The Pressure to Parent Perfectly


We live in a competitive world. We are taught that people need to “fit in” and be successful. As parents we often try to protect our children from the hurts of the world. Sometimes we do this by pushing our kids to be something they are not, instead of nurturing their true spirit. Children are born of a certain temperament. Some are easy going and independent from day one. These are the babies who “never cry.” Some babies are extremely vocal and hard to please. These are the strong willed children who from day one have told you they want it their way. Some babies are born always needing to be held. These socialite babies need attention and interaction to feel content. You can determine a lot about a child’s personality by their temperament.
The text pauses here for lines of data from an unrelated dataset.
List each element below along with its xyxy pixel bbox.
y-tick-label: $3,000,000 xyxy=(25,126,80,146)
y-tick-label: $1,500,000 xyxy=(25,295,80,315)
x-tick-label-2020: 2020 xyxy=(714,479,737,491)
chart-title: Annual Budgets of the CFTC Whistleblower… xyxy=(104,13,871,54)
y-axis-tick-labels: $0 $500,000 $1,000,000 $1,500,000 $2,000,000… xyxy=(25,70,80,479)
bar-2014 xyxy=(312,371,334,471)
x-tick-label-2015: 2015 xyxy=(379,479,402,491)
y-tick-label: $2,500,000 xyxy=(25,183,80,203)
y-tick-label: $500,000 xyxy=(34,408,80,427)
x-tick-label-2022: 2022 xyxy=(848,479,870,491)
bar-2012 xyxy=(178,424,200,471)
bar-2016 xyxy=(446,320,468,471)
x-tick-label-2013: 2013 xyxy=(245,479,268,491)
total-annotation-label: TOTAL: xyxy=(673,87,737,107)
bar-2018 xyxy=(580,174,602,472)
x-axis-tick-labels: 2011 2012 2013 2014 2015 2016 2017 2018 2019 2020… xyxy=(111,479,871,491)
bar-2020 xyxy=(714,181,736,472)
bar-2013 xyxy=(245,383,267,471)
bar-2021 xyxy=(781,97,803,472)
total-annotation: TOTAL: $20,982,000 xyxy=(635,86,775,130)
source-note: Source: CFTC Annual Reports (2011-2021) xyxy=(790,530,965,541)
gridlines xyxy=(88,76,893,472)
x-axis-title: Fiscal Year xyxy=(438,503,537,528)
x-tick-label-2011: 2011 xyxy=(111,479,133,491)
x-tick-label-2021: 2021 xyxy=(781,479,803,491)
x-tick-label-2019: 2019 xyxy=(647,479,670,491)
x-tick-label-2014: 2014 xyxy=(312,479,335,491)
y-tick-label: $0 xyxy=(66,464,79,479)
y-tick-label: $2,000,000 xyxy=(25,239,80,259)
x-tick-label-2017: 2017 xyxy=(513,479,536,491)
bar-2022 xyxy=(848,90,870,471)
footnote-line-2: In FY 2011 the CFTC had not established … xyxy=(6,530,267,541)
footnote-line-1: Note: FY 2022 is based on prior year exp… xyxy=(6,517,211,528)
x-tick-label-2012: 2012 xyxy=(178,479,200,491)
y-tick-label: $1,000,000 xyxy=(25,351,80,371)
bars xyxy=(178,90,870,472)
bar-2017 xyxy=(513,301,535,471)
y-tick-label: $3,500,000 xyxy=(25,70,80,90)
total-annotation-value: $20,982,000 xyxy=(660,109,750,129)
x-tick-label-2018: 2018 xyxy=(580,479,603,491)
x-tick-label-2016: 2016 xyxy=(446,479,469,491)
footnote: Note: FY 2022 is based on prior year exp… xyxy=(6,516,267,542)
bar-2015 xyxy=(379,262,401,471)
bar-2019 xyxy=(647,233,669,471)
It is their raw self. Their brain has not yet learned social cues, cultural expectations, or anything learned. Yet somehow that is time when the pressure to parent first begins. Remember the easy going/independent baby I mentioned earlier? How often do you hear a parent say, “Oh. She was such a good baby. She never cried.” Good baby? Is there such a thing as a bad baby? Absolutely not. Yet why is a baby who never cries perceived as “good?” Yet a baby’s only way to communicate is to cry. So a baby who never cries is basically saying, “I’m cool sitting in this wet diaper. It doesn’t bother me.” Yet the baby who screams at the moment of discomfort saying, “I am wet. Get over here and help me,” is perceived as “fussy” instead of assertive. This creates a pressure on parents of young children that if their baby is not happy all the time they must be doing something wrong.

The pressure to parent perfectly continues as the slew of questions begins about if your baby is sleeping through the night or crawling/walking yet? None of which a parent can do, but feel pressure to make happen. Babies do these things when they are ready. Not before. It continues as parents try to find a sport, activity, or art that their child can excel in. The pressure of being able to brag about what your child is gifted at creates this environment where parents feel the need to constantly keep pushing their child to excel in something, even if the child dislikes it. Not to mention the competition regarding birthday parties. For the kids it’s about getting together with their friends and presents. For parents, the pressure is there to put on the perfect day for them. This detail goes down to the last themed cupcake and handmade embroidered take home bags. Where did this competition among parents begin and what is the cost?

The pressure to parent perfectly takes all of the fun out of being a parent and parenting becomes a chore. I overheard a Mom explaining to someone at her child’s school, “I have 5 children at 5 different schools. This is the last stop on my list, so he is always going to be late.” I left thinking to myself, “How fun is that? I would never want to do that to myself.” Don’t get me wrong. I am all for parents wanting to drive their children to school, but when you are running yourself ragged trying to do it, there has to be a better solution. Not to mention, what does that communicate to your child about his level of importance? Or about being responsible and on-time for things? After school is even worse pressure for parents. The pressure is on to find each child’s true genius talent because American Culture is telling us our children need to be “well rounded” so that pressure to put your child in at least three activities, and if you have more than one child….well, you do the math. If I had to meals in my car driving from place to place and not at home with my children multiple times throughout the week, I would feel lost about their lives. That is when my children spend the most time talking to me. The entire meal ritual of preparing, serving and eating meals around the table at home is the center of when we talk about our thoughts, feelings, and day. I am not alone. There is a reason research studies support family mealtime in connection with bonding with your children. The meal does not need to be gourmet. Just something you do together.

When I meet a child for the first time I ask them, “What do you like to do for fun?” or “What is your favorite thing to do with your family?” It is also important to find out what kids like most about themselves. That is where self-esteem can really be cultivated. When a child is proud of themselves and enjoying doing activities, the support of parents with this is crucial to helping their self-esteem. So if Suzy says, “I am really good at making cupcakes.” It’s how she currently sees herself. It’s helpful for Mom or Dad to say, “Yes. You are good at that. Maybe we could make some next week to take to a Nursing Home for others to enjoy?” Rather than, “You only made them one time and I did most of the work.” How a child sees him/herself is their reality. Accept that as fact and encourage them. Even adolescents struggling to find their identity need acceptance from their parents of “who they are.” As children grow and change having parents stand by and support and accept them creates an environment where their self-esteem and confidence guide them into adult hood.

There are so many pressures placed on parents to do everything perfectly so that their children turn out….well perfect. But we all know that there is no such thing as perfection or perfect people, so it’s a losing battle to try to compete for Parent of the Year. The bottom line is what would your kid say about your parenting? Doesn’t your child’s opinion matter the most? Talk to your children about their likes, dislikes, and when they feel the happiest. The next time you feel stressed about the chaos of your week, look at your schedule and figure out what the purpose of being so busy is? Is the pressure to parent perfectly taking over your life? Before making commitments or decisions, ask yourself if you are making a decision to please your parent peers or your own child?